Corporations and businesses are forced to respond to these changed like having facebook and twitter accounts for their business to survive if not it is likely to perish because ‘peers’ can send this sort of info to each other and through social networking these businesses can become huge. It is shown that the Internet is not just a fad but a tool that can make business powerful and well known around the world if using the right sites.

Free Creativity

This is the natural process and progression of the online free market today. Web 2.0 gives us the tools that allow people to be as creative as they possibly can, in the forms of the websites such as YouTube and flickr people can now post their own home made videos online for the world to see and Flickr gives he opportunity for people to post their photos online for anyone to view.

This an idea from the Five Big Ideas of Wikinomics ties in well with another idea and that is the idea of peering. These two ideas fit together as both bring up the question of how people protect their IP (Intellectual Property). Anyone posting videos on YouTube is posting their own IP and this available for anyone to watch and then if they so chose to copy the original persons idea. For example there are many commentators of games on YouTube and they have all watched videos of others and thought to themselves “I want to do that”, and so they start there own YouTube channel and so have in a way copied the very first person to commentate on a game but they don’t copy the entire thing, they will have their own way of communicating to their subscribers and their own game play for the video.

It is so difficult to regulate the online “remix” creativity, as there is no real way to protect people’s own products online.
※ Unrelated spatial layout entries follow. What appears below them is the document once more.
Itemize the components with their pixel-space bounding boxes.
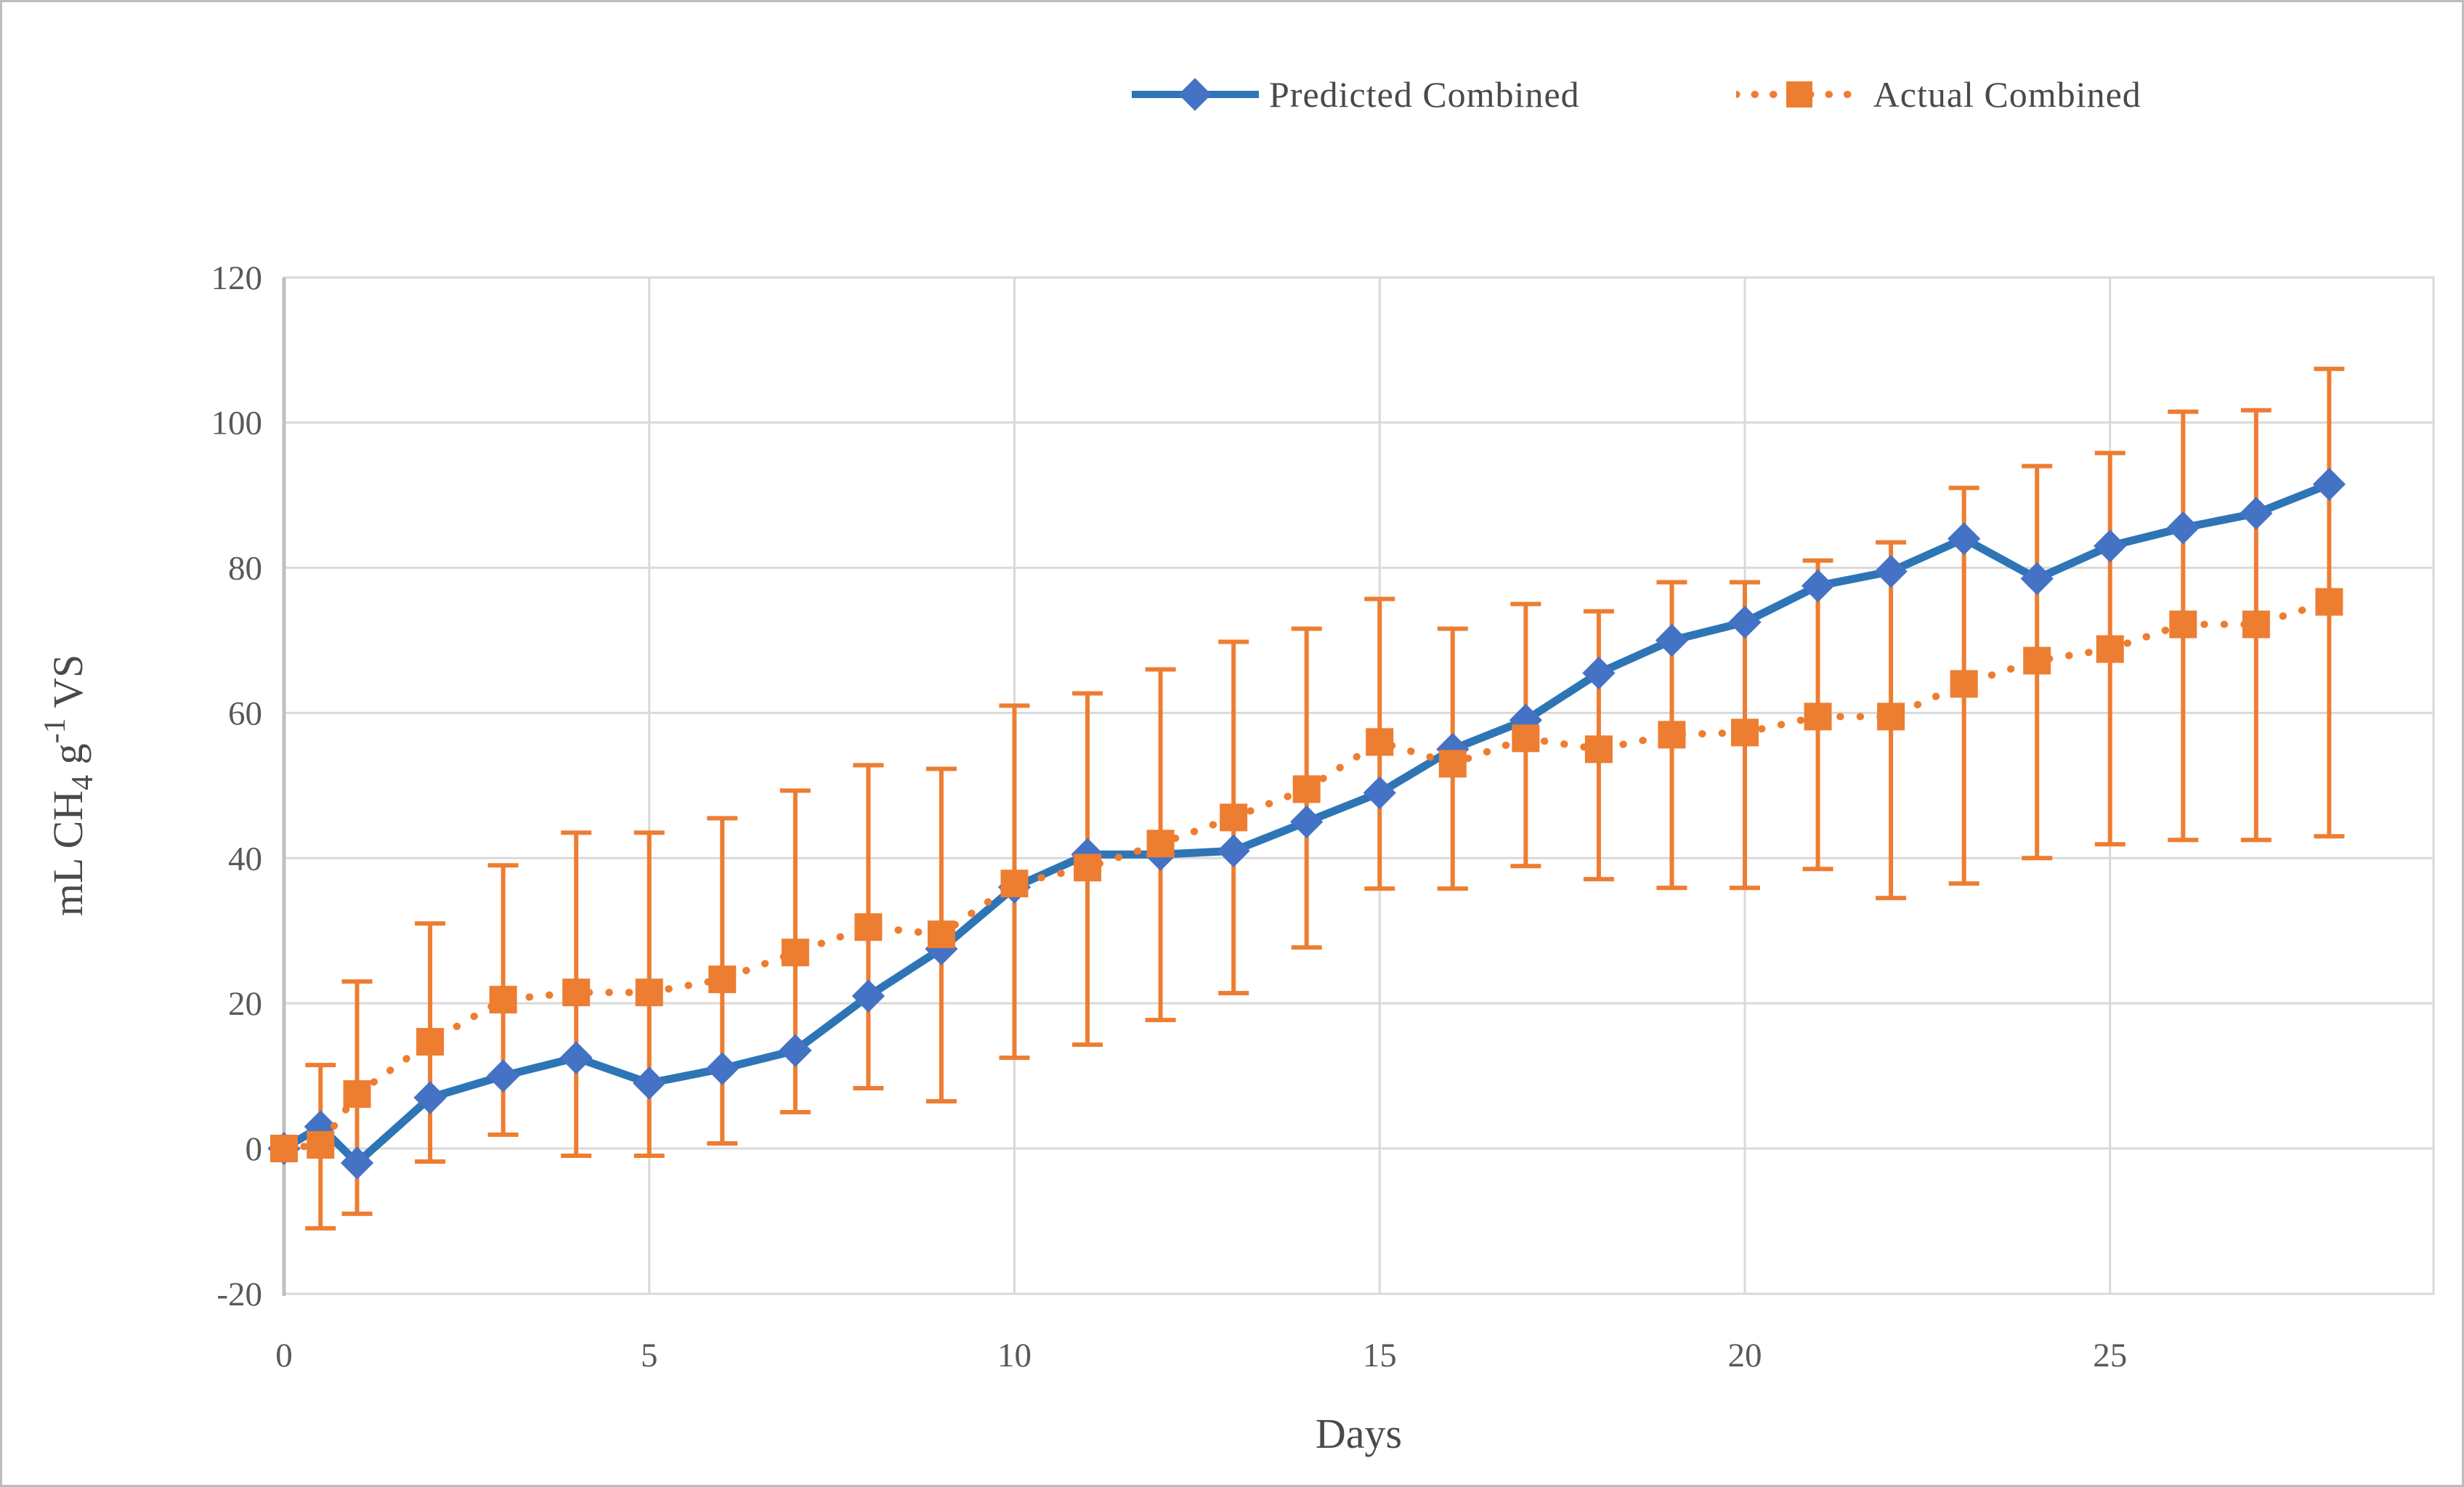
legend-item-actual: Actual Combined <box>1735 73 2141 116</box>
square-marker <box>416 1028 445 1056</box>
y-axis-title: mL CH4 g-1 VS <box>38 655 100 917</box>
x-tick-label: 10 <box>997 1337 1032 1374</box>
diamond-marker <box>851 979 885 1013</box>
diamond-marker <box>1655 623 1689 657</box>
y-tick-label: 60 <box>228 694 262 732</box>
square-marker <box>1366 728 1394 756</box>
square-marker <box>307 1131 335 1159</box>
y-tick-label: 100 <box>211 405 263 442</box>
x-tick-label: 0 <box>275 1337 293 1374</box>
diamond-marker <box>413 1081 447 1114</box>
tick-labels: -20 0 20 40 60 80 100 120 0 5 10 15 20 25 <box>211 259 2128 1374</box>
y-tick-label: 20 <box>228 985 262 1023</box>
legend-item-predicted: Predicted Combined <box>1132 73 1580 116</box>
square-marker <box>1220 803 1248 832</box>
legend-label-predicted: Predicted Combined <box>1269 74 1580 115</box>
diamond-marker <box>1582 656 1616 690</box>
legend: Predicted Combined Actual Combined <box>1132 73 2141 116</box>
x-axis-title: Days <box>1316 1410 1402 1457</box>
diamond-marker <box>487 1059 520 1093</box>
square-marker <box>1658 721 1686 749</box>
square-marker <box>1074 854 1102 882</box>
legend-label-actual: Actual Combined <box>1873 74 2141 115</box>
square-marker <box>1000 870 1029 898</box>
diamond-marker <box>1290 805 1324 838</box>
square-marker <box>708 965 737 994</box>
diamond-marker <box>2240 496 2273 530</box>
square-marker <box>1292 775 1321 803</box>
diamond-marker <box>705 1052 739 1085</box>
diamond-marker <box>2094 529 2127 563</box>
square-marker <box>635 978 663 1007</box>
square-marker <box>927 920 955 949</box>
diamond-marker <box>1874 554 1908 588</box>
square-marker <box>1146 830 1175 858</box>
diamond-marker <box>1728 605 1762 639</box>
square-marker <box>343 1080 371 1109</box>
square-marker <box>1584 735 1613 763</box>
square-marker <box>781 939 809 967</box>
diamond-marker <box>633 1066 666 1100</box>
square-marker <box>2023 647 2051 675</box>
diamond-marker <box>779 1034 812 1067</box>
x-tick-label: 5 <box>641 1337 658 1374</box>
x-tick-label: 15 <box>1363 1337 1397 1374</box>
series-actual-markers <box>270 588 2343 1162</box>
y-tick-label: 0 <box>246 1130 263 1168</box>
square-marker <box>1950 670 1978 698</box>
diamond-marker <box>2166 511 2200 545</box>
diamond-marker <box>1363 776 1396 809</box>
diamond-marker <box>559 1041 593 1074</box>
square-marker <box>1438 750 1467 778</box>
square-marker <box>562 978 591 1007</box>
diamond-marker <box>2020 562 2054 596</box>
square-marker <box>2169 610 2197 639</box>
predicted-series-swatch-icon <box>1132 78 1259 111</box>
square-marker <box>1877 702 1905 731</box>
square-marker <box>854 913 883 941</box>
error-bars <box>305 366 2345 1231</box>
square-marker <box>1804 702 1832 731</box>
y-tick-label: 80 <box>228 550 262 588</box>
diamond-marker <box>1801 569 1835 603</box>
square-marker <box>270 1135 298 1162</box>
square-marker <box>1731 718 1759 747</box>
square-marker <box>2096 635 2124 663</box>
square-marker <box>489 986 517 1014</box>
x-tick-label: 25 <box>2093 1337 2127 1374</box>
diamond-marker <box>2312 468 2346 501</box>
series-predicted-markers <box>267 468 2346 1180</box>
y-tick-label: 120 <box>211 259 263 297</box>
y-tick-label: -20 <box>216 1276 262 1313</box>
y-tick-label: 40 <box>228 840 262 878</box>
square-marker <box>1512 724 1540 753</box>
square-marker <box>2242 610 2270 639</box>
square-marker <box>2315 588 2343 616</box>
x-tick-label: 20 <box>1728 1337 1762 1374</box>
diamond-marker <box>1948 522 1981 556</box>
diamond-marker <box>1217 834 1250 867</box>
actual-series-swatch-icon <box>1735 81 1863 108</box>
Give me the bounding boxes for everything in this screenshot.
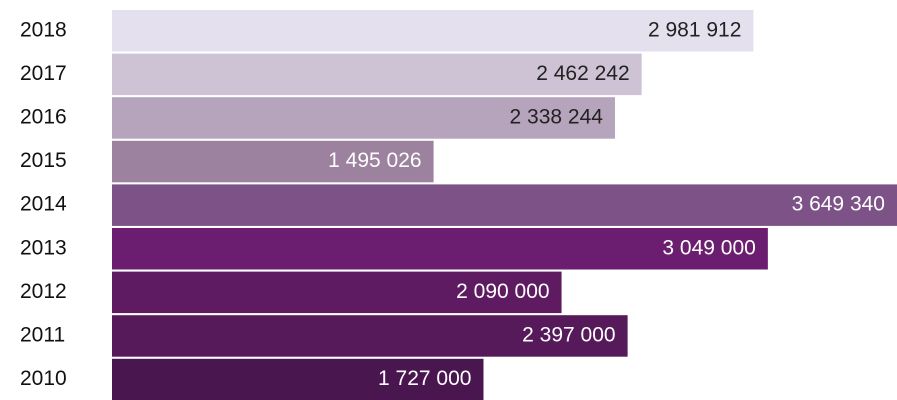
- value-label: 2 462 242: [536, 62, 629, 85]
- value-label: 2 338 244: [510, 105, 604, 128]
- value-label: 2 090 000: [456, 280, 549, 303]
- bar: [112, 358, 484, 400]
- category-label: 2017: [20, 62, 67, 85]
- category-label: 2016: [20, 105, 67, 128]
- bar: [112, 184, 897, 226]
- value-label: 1 727 000: [378, 367, 471, 390]
- bar: [112, 271, 562, 314]
- bar: [112, 315, 628, 357]
- category-label: 2011: [20, 323, 65, 346]
- category-label: 2010: [20, 367, 67, 390]
- value-label: 1 495 026: [328, 149, 421, 172]
- category-label: 2014: [20, 193, 67, 216]
- category-label: 2012: [20, 280, 67, 303]
- value-label: 3 649 340: [792, 193, 885, 216]
- bar: [112, 10, 754, 52]
- value-label: 2 981 912: [648, 18, 741, 41]
- category-label: 2018: [20, 18, 67, 41]
- category-label: 2013: [20, 236, 67, 259]
- bar: [112, 53, 642, 96]
- value-label: 3 049 000: [662, 236, 755, 259]
- bar: [112, 140, 434, 183]
- category-label: 2015: [20, 149, 67, 172]
- value-label: 2 397 000: [522, 323, 615, 346]
- bar: [112, 97, 615, 139]
- bar: [112, 228, 768, 270]
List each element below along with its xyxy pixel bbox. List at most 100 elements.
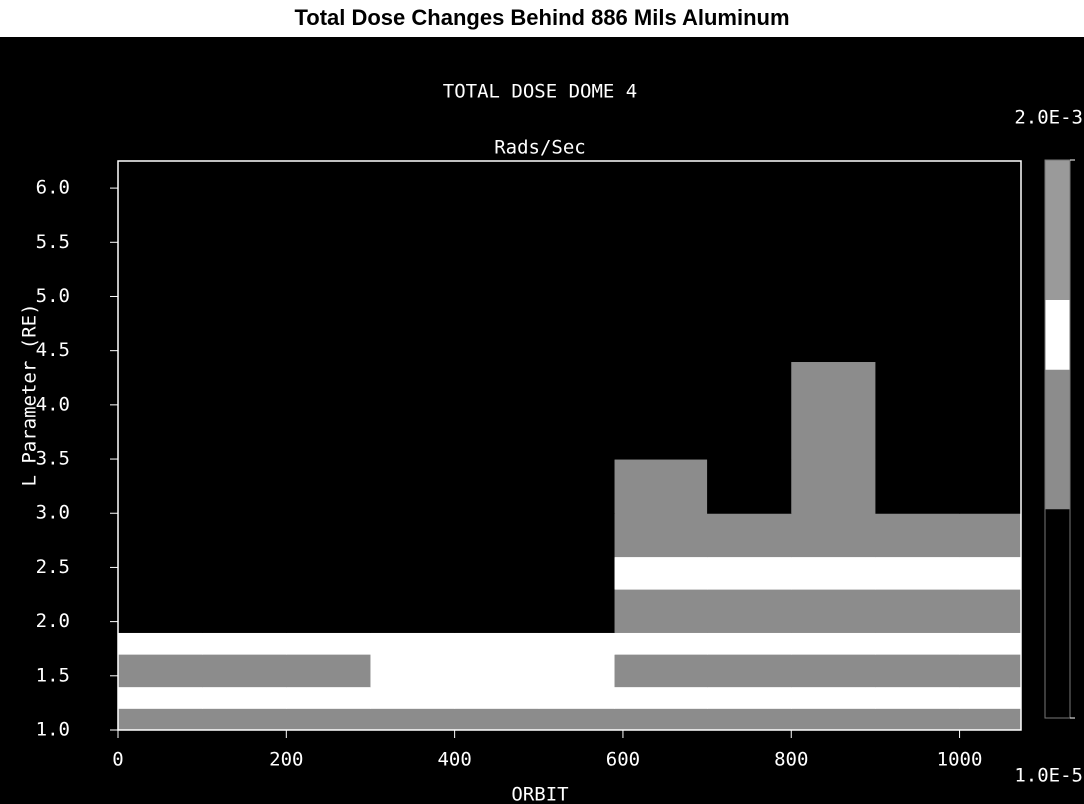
heatmap-cell <box>370 589 456 633</box>
heatmap-cell <box>875 589 961 633</box>
heatmap-cell <box>791 589 876 633</box>
heatmap-cell <box>707 513 792 558</box>
heatmap-cell <box>791 686 876 709</box>
heatmap-cell <box>286 654 371 688</box>
heatmap-cell <box>538 686 616 709</box>
heatmap-cell <box>202 296 287 363</box>
colorbar-band <box>1045 160 1070 231</box>
heatmap-cell <box>538 589 616 633</box>
heatmap-cell <box>202 161 287 297</box>
x-tick-label: 600 <box>606 749 640 771</box>
heatmap-cell <box>875 296 961 363</box>
y-tick-label: 3.0 <box>36 502 70 524</box>
heatmap-cell <box>538 632 616 655</box>
heatmap-cell <box>370 513 456 558</box>
heatmap-cell <box>286 632 371 655</box>
heatmap-cell <box>454 708 540 731</box>
colorbar-title: Rads/Sec <box>494 137 586 159</box>
x-tick-label: 400 <box>437 749 471 771</box>
heatmap-cell <box>538 556 616 590</box>
heatmap-cell <box>370 556 456 590</box>
heatmap-cell <box>370 161 456 297</box>
heatmap-cell <box>875 654 961 688</box>
heatmap-cell <box>959 589 1022 633</box>
heatmap-cell <box>118 708 203 731</box>
heatmap-cell <box>959 161 1022 297</box>
heatmap-cell <box>538 513 616 558</box>
heatmap-cell <box>202 654 287 688</box>
heatmap-cell <box>118 361 203 460</box>
heatmap-cell <box>959 459 1022 514</box>
heatmap-cell <box>202 459 287 514</box>
heatmap-cell <box>614 161 708 297</box>
heatmap-cell <box>118 589 203 633</box>
y-tick-label: 2.0 <box>36 610 70 632</box>
heatmap-cell <box>791 459 876 514</box>
heatmap-cell <box>370 708 456 731</box>
heatmap-cell <box>538 161 616 297</box>
x-tick-label: 200 <box>269 749 303 771</box>
heatmap-cell <box>707 589 792 633</box>
heatmap-cell <box>202 632 287 655</box>
heatmap-cell <box>614 654 708 688</box>
heatmap-cell <box>707 686 792 709</box>
heatmap-cell <box>454 556 540 590</box>
heatmap-cell <box>707 654 792 688</box>
y-tick-label: 5.5 <box>36 231 70 253</box>
heatmap-cell <box>454 459 540 514</box>
colorbar-band <box>1045 229 1070 300</box>
heatmap-cell <box>370 296 456 363</box>
heatmap-cell <box>791 296 876 363</box>
x-tick-label: 0 <box>112 749 123 771</box>
heatmap-cell <box>875 686 961 709</box>
heatmap-cell <box>454 589 540 633</box>
heatmap-cell <box>454 361 540 460</box>
y-tick-label: 4.5 <box>36 339 70 361</box>
heatmap-cell <box>538 708 616 731</box>
heatmap-cell <box>202 556 287 590</box>
heatmap-cell <box>959 513 1022 558</box>
heatmap-cell <box>202 708 287 731</box>
subtitle: TOTAL DOSE DOME 4 <box>443 81 637 103</box>
colorbar-band <box>1045 508 1070 579</box>
heatmap-cell <box>202 513 287 558</box>
heatmap-cell <box>875 161 961 297</box>
heatmap-cell <box>118 296 203 363</box>
heatmap-cell <box>614 708 708 731</box>
heatmap-cell <box>959 708 1022 731</box>
heatmap-cell <box>707 161 792 297</box>
heatmap-cell <box>118 513 203 558</box>
heatmap-cell <box>118 459 203 514</box>
colorbar-frame <box>1044 159 1071 719</box>
heatmap-cell <box>286 686 371 709</box>
heatmap-cell <box>791 361 876 460</box>
x-axis-label: ORBIT <box>511 784 568 804</box>
heatmap-cell <box>614 296 708 363</box>
heatmap-cell <box>286 161 371 297</box>
heatmap-cell <box>959 296 1022 363</box>
heatmap-cell <box>791 161 876 297</box>
heatmap-cell <box>538 654 616 688</box>
heatmap-cell <box>370 632 456 655</box>
heatmap-cell <box>118 161 203 297</box>
x-tick-label: 800 <box>774 749 808 771</box>
heatmap-cell <box>791 632 876 655</box>
y-tick-label: 5.0 <box>36 285 70 307</box>
heatmap-cell <box>286 459 371 514</box>
heatmap-cell <box>875 361 961 460</box>
heatmap-cell <box>454 513 540 558</box>
y-tick-label: 6.0 <box>36 177 70 199</box>
heatmap-cell <box>791 556 876 590</box>
heatmap-cell <box>538 296 616 363</box>
y-tick-label: 1.5 <box>36 664 70 686</box>
heatmap-cell <box>370 361 456 460</box>
y-tick-label: 4.0 <box>36 393 70 415</box>
heatmap-cell <box>454 632 540 655</box>
heatmap-cell <box>202 361 287 460</box>
heatmap-cell <box>454 686 540 709</box>
heatmap-cell <box>614 361 708 460</box>
heatmap-cell <box>538 459 616 514</box>
heatmap-cell <box>202 589 287 633</box>
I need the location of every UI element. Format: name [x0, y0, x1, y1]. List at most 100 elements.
Take music videos as an example, on YouTube there are many music videos from bands and a lot of people want to re create or “remix” the product by making their own video for the song, this is controlled by the record companies blocking the track, as they have not given permission to use the song. We encountered such problems when making our music videos for our Media Studies lesson even though we emailed the owners of the songs for permission to use them but received no reply. The Only way around this was for our Media tutor to actually point out that it was for educational purposes.

Wednesday, 16 February 2011

The Long Tail Theory

The Long Tail Theory is a term that was coined by Chris Anderson in the year 2006 that has gained popularity in the last few years. It is a retailing concept describing the strategy that retailers use, this is the niche strategy, retailers sell a large number of unique items in small quantities whilst also selling fewer popular items in larger quantities. The name long tail comes from the longer, flatter, low end of the market, as demonstrated by the end of the graph above. We can say the long tail theory in short is buying more of less and less of more.

As an example an old game on the Sega Mega Drive can be really hard to find in any where but specialist shops but in recent years retro games such as Earthworm Jim or Golden Axe can be easily found with but a few clicks of a mouse when searching online.